I know this sounds like bragging, but I am just speaking truth. All my friends and family told me that I was definitely one of the best on the squad, even the varsity coach said so.

Why is this such a big deal? Isn't this a bit juvenile for you?

Maybe... but that isn't the end of this story.

As time went on, her jealousy turned me against cheerleading and ultimately led me to quitting the squad, a decision I will regret forever.

I did try to reconnect with my inner-cheerleader during college. There were a group of girls who resurrected the Emmanuel cheerleading squad. I had befriended them at the gym, and, after some impressive dance and cheering exercises, they wanted me to join the squad. The unfortunate part was I could never be a cheerleader again. The summer the squad was to debut at camp, I would be having my spine surgery. This was a devastating blow to my mantra of not letting anything hold you back.

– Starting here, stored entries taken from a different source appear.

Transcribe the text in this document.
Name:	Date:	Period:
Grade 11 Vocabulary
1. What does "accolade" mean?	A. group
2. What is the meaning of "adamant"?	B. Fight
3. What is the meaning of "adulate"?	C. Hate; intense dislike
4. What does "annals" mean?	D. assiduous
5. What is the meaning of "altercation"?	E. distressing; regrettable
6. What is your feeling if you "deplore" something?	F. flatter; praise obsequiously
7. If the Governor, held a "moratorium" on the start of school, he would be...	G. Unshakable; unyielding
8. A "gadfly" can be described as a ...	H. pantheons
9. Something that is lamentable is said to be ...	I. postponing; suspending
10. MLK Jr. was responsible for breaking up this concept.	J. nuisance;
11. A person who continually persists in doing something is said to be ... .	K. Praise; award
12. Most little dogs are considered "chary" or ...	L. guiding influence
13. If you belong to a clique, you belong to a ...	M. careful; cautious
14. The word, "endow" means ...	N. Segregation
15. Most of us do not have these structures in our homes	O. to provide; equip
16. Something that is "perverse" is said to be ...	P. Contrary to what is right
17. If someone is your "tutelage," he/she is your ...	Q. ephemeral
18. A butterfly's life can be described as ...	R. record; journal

Reminiscing on what I wanted to be, life isn't how I expected it to be. At age 13, I wrote down a list of goals I wanted to accomplish in life. Somewhere along the line, I lost the list. To this day I don't have much to show for it. As hard as one may try, there are always limitations that will cause your goals to go unmet. The limitations can be physical, mental, or even spiritual. Whatever the limitations, one should never give up simply because a goal was unmet, or a dream ended. Limitations are not the end of the world. They are a chance to back up and start over.

Maybe now is a good time to reassess my life goals and start a new list, a more mature list. Maybe one with more depth than my 13 year old self had.